Quanti sono gli immigrati che realmente potrebbero arrivare dalla Libia?
È praticamente impossibile fare previsioni sul futuro. O meglio, le mie varrebbero quanto quelle del ministro Maroni. Ovvero, scientificamente nulla. Lui si è basato su un dato (due milioni di immigrati dall’Africa subsahariana presenti in Libia) che non ha nessuna base statistica, ma è il lato più alto della forchetta di una stima circolata in questi anni. E poi ha tarato nel 10% il tasso di quelli, tra loro, pronti a lasciare la Libia per l’Italia. Un valore del tutto soggettivo, arbitrario, che ha originato la previsione allarmistica di 200 mila profughi.

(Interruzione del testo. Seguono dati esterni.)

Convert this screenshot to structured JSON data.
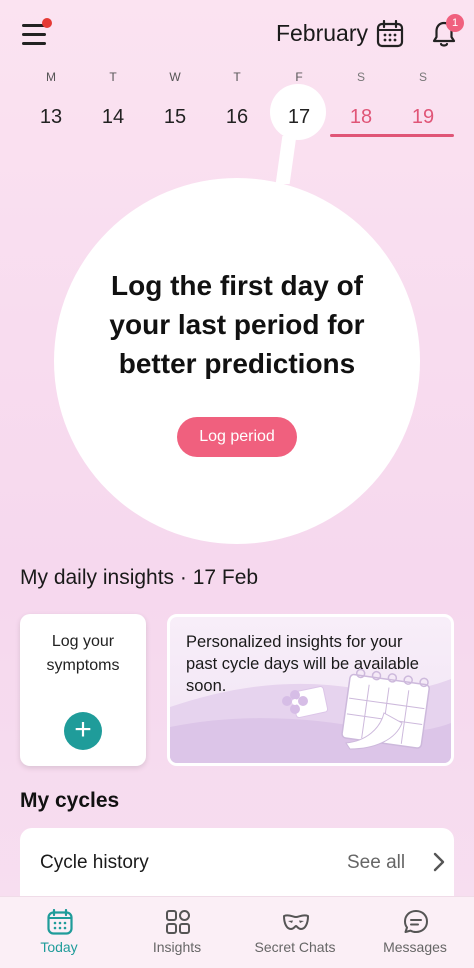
{
  "header": {
    "month": "February",
    "notification_count": "1"
  },
  "week": [
    {
      "letter": "M",
      "number": "13"
    },
    {
      "letter": "T",
      "number": "14"
    },
    {
      "letter": "W",
      "number": "15"
    },
    {
      "letter": "T",
      "number": "16"
    },
    {
      "letter": "F",
      "number": "17"
    },
    {
      "letter": "S",
      "number": "18"
    },
    {
      "letter": "S",
      "number": "19"
    }
  ],
  "main": {
    "title": "Log the first day of your last period for better predictions",
    "log_button": "Log period"
  },
  "insights": {
    "title": "My daily insights · 17 Feb",
    "log_card": "Log your symptoms",
    "personalized_card": "Personalized insights for your past cycle days will be available soon."
  },
  "cycles": {
    "title": "My cycles",
    "history_label": "Cycle history",
    "see_all": "See all"
  },
  "nav": [
    {
      "label": "Today"
    },
    {
      "label": "Insights"
    },
    {
      "label": "Secret Chats"
    },
    {
      "label": "Messages"
    }
  ],
  "colors": {
    "accent": "#f0607e",
    "teal": "#1f9c9a",
    "weekend": "#e05577"
  }
}
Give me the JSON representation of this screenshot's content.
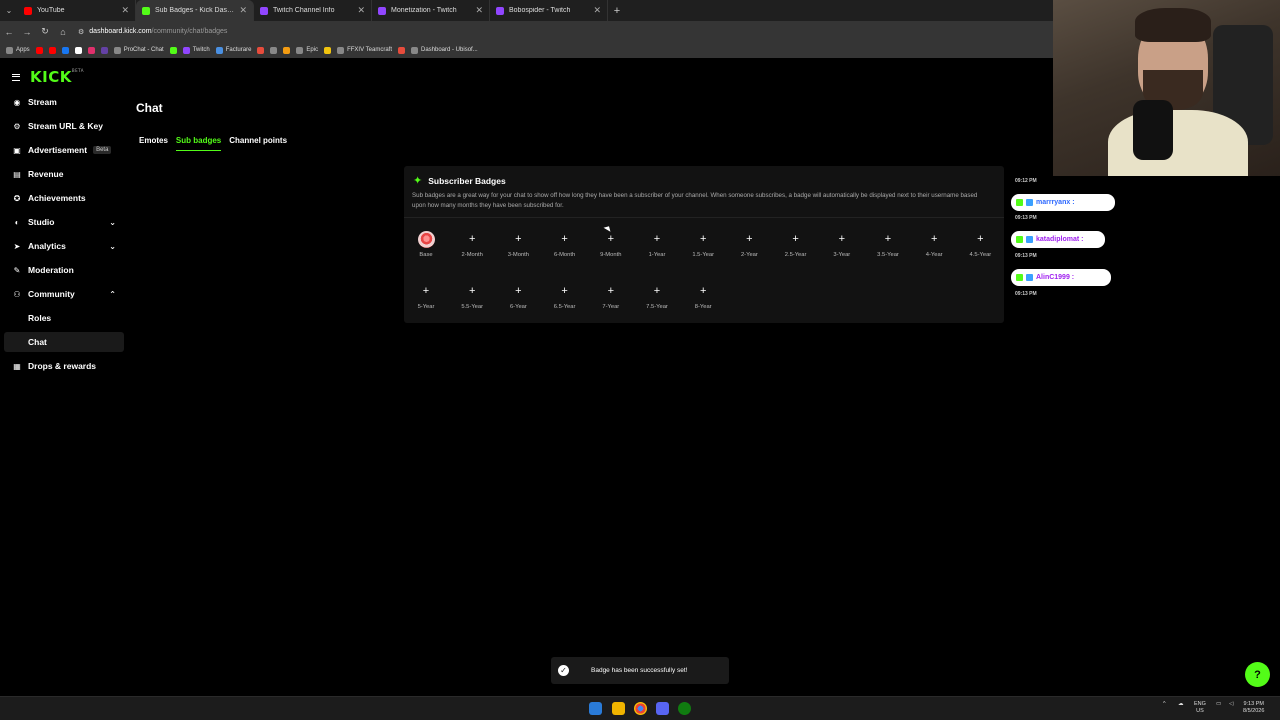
{
  "browser": {
    "tabs": [
      {
        "title": "YouTube",
        "color": "#ff0000",
        "active": false
      },
      {
        "title": "Sub Badges - Kick Dashboard",
        "color": "#53fc18",
        "active": true
      },
      {
        "title": "Twitch Channel Info",
        "color": "#9146ff",
        "active": false
      },
      {
        "title": "Monetization - Twitch",
        "color": "#9146ff",
        "active": false
      },
      {
        "title": "Bobospider - Twitch",
        "color": "#9146ff",
        "active": false
      }
    ],
    "url_host": "dashboard.kick.com",
    "url_path": "/community/chat/badges",
    "bookmarks": [
      {
        "label": "Apps",
        "color": "#888"
      },
      {
        "label": "",
        "color": "#ff0000"
      },
      {
        "label": "",
        "color": "#ff0000"
      },
      {
        "label": "",
        "color": "#1877f2"
      },
      {
        "label": "",
        "color": "#ffffff"
      },
      {
        "label": "",
        "color": "#e1306c"
      },
      {
        "label": "",
        "color": "#6441a5"
      },
      {
        "label": "ProChat - Chat",
        "color": "#888"
      },
      {
        "label": "",
        "color": "#53fc18"
      },
      {
        "label": "Twitch",
        "color": "#9146ff"
      },
      {
        "label": "Facturare",
        "color": "#4a90e2"
      },
      {
        "label": "",
        "color": "#e74c3c"
      },
      {
        "label": "",
        "color": "#888"
      },
      {
        "label": "",
        "color": "#f39c12"
      },
      {
        "label": "Epic",
        "color": "#888"
      },
      {
        "label": "",
        "color": "#f1c40f"
      },
      {
        "label": "FFXIV Teamcraft",
        "color": "#888"
      },
      {
        "label": "",
        "color": "#e74c3c"
      },
      {
        "label": "Dashboard - Ubisof...",
        "color": "#888"
      }
    ]
  },
  "sidebar": {
    "logo": "KICK",
    "logo_tag": "BETA",
    "items": [
      {
        "label": "Stream",
        "icon": "broadcast-icon",
        "glyph": "◉"
      },
      {
        "label": "Stream URL & Key",
        "icon": "key-icon",
        "glyph": "⚙"
      },
      {
        "label": "Advertisement",
        "icon": "ad-icon",
        "glyph": "▣",
        "badge": "Beta"
      },
      {
        "label": "Revenue",
        "icon": "revenue-icon",
        "glyph": "▤"
      },
      {
        "label": "Achievements",
        "icon": "trophy-icon",
        "glyph": "✪"
      },
      {
        "label": "Studio",
        "icon": "studio-icon",
        "glyph": "◐",
        "chevron": "⌄"
      },
      {
        "label": "Analytics",
        "icon": "analytics-icon",
        "glyph": "➤",
        "chevron": "⌄"
      },
      {
        "label": "Moderation",
        "icon": "moderation-icon",
        "glyph": "✎"
      },
      {
        "label": "Community",
        "icon": "community-icon",
        "glyph": "⚇",
        "chevron": "⌃"
      },
      {
        "label": "Roles"
      },
      {
        "label": "Chat"
      },
      {
        "label": "Drops & rewards",
        "icon": "gift-icon",
        "glyph": "▦"
      }
    ]
  },
  "main": {
    "title": "Chat",
    "tabs": [
      "Emotes",
      "Sub badges",
      "Channel points"
    ],
    "panel": {
      "title": "Subscriber Badges",
      "description": "Sub badges are a great way for your chat to show off how long they have been a subscriber of your channel. When someone subscribes, a badge will automatically be displayed next to their username based upon how many months they have been subscribed for.",
      "badges": [
        "Base",
        "2-Month",
        "3-Month",
        "6-Month",
        "9-Month",
        "1-Year",
        "1.5-Year",
        "2-Year",
        "2.5-Year",
        "3-Year",
        "3.5-Year",
        "4-Year",
        "4.5-Year",
        "5-Year",
        "5.5-Year",
        "6-Year",
        "6.5-Year",
        "7-Year",
        "7.5-Year",
        "8-Year"
      ],
      "add_glyph": "+"
    }
  },
  "chat_overlay": {
    "timestamps": [
      "09:12 PM",
      "09:13 PM",
      "09:13 PM",
      "09:13 PM"
    ],
    "messages": [
      {
        "user": "marrryanx :",
        "color": "#2a66ff"
      },
      {
        "user": "katadiplomat :",
        "color": "#a020f0"
      },
      {
        "user": "AlinC1999 :",
        "color": "#a020f0"
      }
    ]
  },
  "toast": {
    "text": "Badge has been successfully set!",
    "glyph": "✓"
  },
  "taskbar": {
    "lang1": "ENG",
    "lang2": "US",
    "time": "9:13 PM",
    "date": "8/5/2026"
  }
}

Se non si può ragionare sul futuro, di cosa possiamo parlare?
Del presente. Il grosso del movimento adesso è verso Tunisia ed Egitto. Io punterei su un dato più interessante del caos dell’immediato. Il Cairo afferma che gli egiziani che lavorano in Libia (anche qui, prendiamo i numeri con le pinze, perché mancano dati statistici affidabili) sono 900mila. Le loro rimesse erano fondamentali. Ci saranno dunque forti ripercussioni economiche e sociali.

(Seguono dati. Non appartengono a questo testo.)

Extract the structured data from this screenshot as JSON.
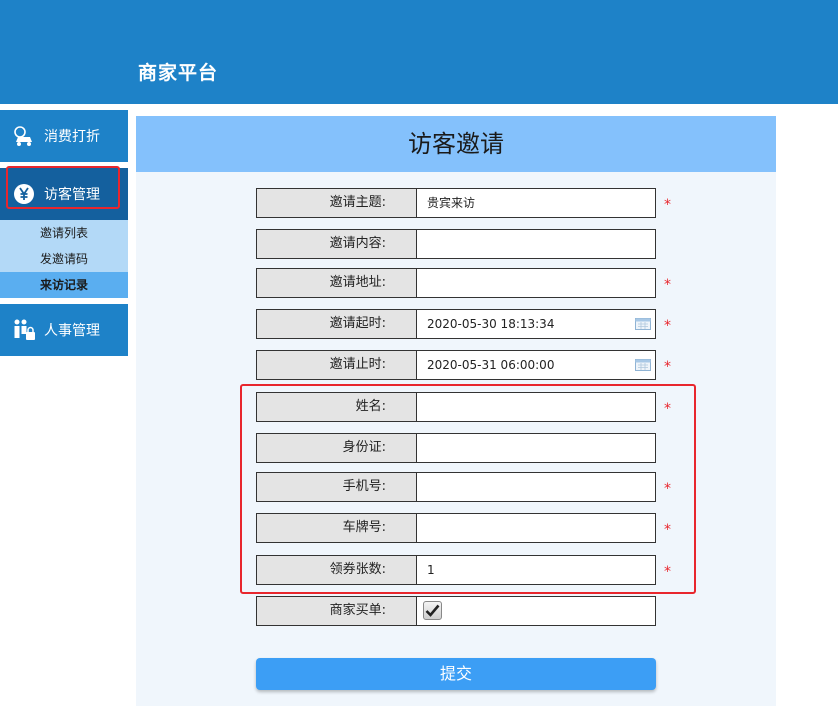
{
  "header": {
    "title": "商家平台"
  },
  "sidebar": {
    "items": [
      {
        "label": "消费打折",
        "icon": "car-discount-icon"
      },
      {
        "label": "访客管理",
        "icon": "yen-icon"
      },
      {
        "label": "人事管理",
        "icon": "people-lock-icon"
      }
    ],
    "sub_items": [
      "邀请列表",
      "发邀请码",
      "来访记录"
    ]
  },
  "form": {
    "title": "访客邀请",
    "fields": [
      {
        "label": "邀请主题:",
        "value": "贵宾来访",
        "required": "*"
      },
      {
        "label": "邀请内容:",
        "value": ""
      },
      {
        "label": "邀请地址:",
        "value": "",
        "required": "*"
      },
      {
        "label": "邀请起时:",
        "value": "2020-05-30 18:13:34",
        "required": "*"
      },
      {
        "label": "邀请止时:",
        "value": "2020-05-31 06:00:00",
        "required": "*"
      },
      {
        "label": "姓名:",
        "value": "",
        "required": "*"
      },
      {
        "label": "身份证:",
        "value": ""
      },
      {
        "label": "手机号:",
        "value": "",
        "required": "*"
      },
      {
        "label": "车牌号:",
        "value": "",
        "required": "*"
      },
      {
        "label": "领券张数:",
        "value": "1",
        "required": "*"
      },
      {
        "label": "商家买单:",
        "checked": true
      }
    ],
    "submit_label": "提交"
  },
  "colors": {
    "header": "#1e82c8",
    "panel_title": "#84c1fc",
    "required": "#e8262d",
    "submit": "#3c9ef5"
  }
}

E l’immagine del tappo che salta in Libia e dell’autostrada verso l’Italia che si apre per gli immigrati africani?
C’è un punto che mi sembra insensato in questo ragionamento. È vero che la Libia era una zona di attraversamento, una sorta di corridoio. Ma questo transito è impedito o fortemente disincentivato dalla situazione di conflitto. Certo non è incoraggiato. È vero che c’è anarchia, ma ci sono anche rischi di incolumità. Per cui il fattore di attrazione della Libia come Paese ponte dovrebbe realisticamente diminuire, e così i flussi dal sud e dal Corno d’Africa. Diverso il caso di quei forse due milioni di immigrati che sono già lì. Ma francamente, pur con tutta la realpolitik possibile, credo che dovremmo preoccuparci più per loro che per noi.
Rischiano grosso?
Sì. Vengono assimilati ai mercenari anche quelli che non hanno nessuna colpa, solo per il colore della pelle e grazie alla politica razzista degli ultimi anni di Gheddafi (che da buon trasformista, ha fatto seguire l’odio contro i neri al periodo di retorica sui «fratelli africani» e agli inviti di massa in Libia). La loro incolumità è a forte rischio e si dovrebbe fare qualcosa per garantirne la sicurezza, visto che non credo che le loro ambasciate abbiano la forza e i mezzi per rimpatriarli. Quanto al cosiddetto rischio che vengano da noi, il costo del viaggio è molto alto e raramente potranno permetterselo. Il quadro più realistico è che restino incastrati fra i due fuochi.
E i libici? Non fuggiranno anche loro?
Non avendo una tradizione di emigrazione è più difficile che il fenomeno sia di massa. Per chi non ha reti strutturate all’estero, la scelta di partire è meno conveniente, meno semplice. Ci si pensa due volte a fare le valigie se non si ha un cugino, uno zio da raggiungere. Un punto d’appoggio, insomma.
Ma in questa situazione chi scappa andrebbe trattato come immigrato clandestino o come richiedente asilo?
Mi sembra che ci sia una forte ipocrisia retorica da parte del governo. Quando il ministro Maroni afferma di voler dividere fin dall’inizio migranti economici da richiedenti asilo, si scontra con una realtà operativa che è molto più complessa delle parole d’ordine. Questa vicenda sta facendo emergere tutta l’ambiguità latente sia a livello italiano che europeo. Promettiamo allo stesso tempo emigrazione zero e di essere baluardo erto a difesa dei diritti umani. Due cose spesso non facilmente conciliabili, se, per esempio adesso, si procedesse a respingimenti in un periodo di conclamato conflitto aperto. Dovremmo forse sfruttare questa occasione per riaprire un dialogo serio sulle politiche di ingresso, visto che anche il tema delle espulsioni nei Paesi di origine è più che altro un esercizio di immagine politica. Con la Tunisia, per citare un caso, ha funzionato solo a corrente alterna e con poca efficacia, statisticamente parlando.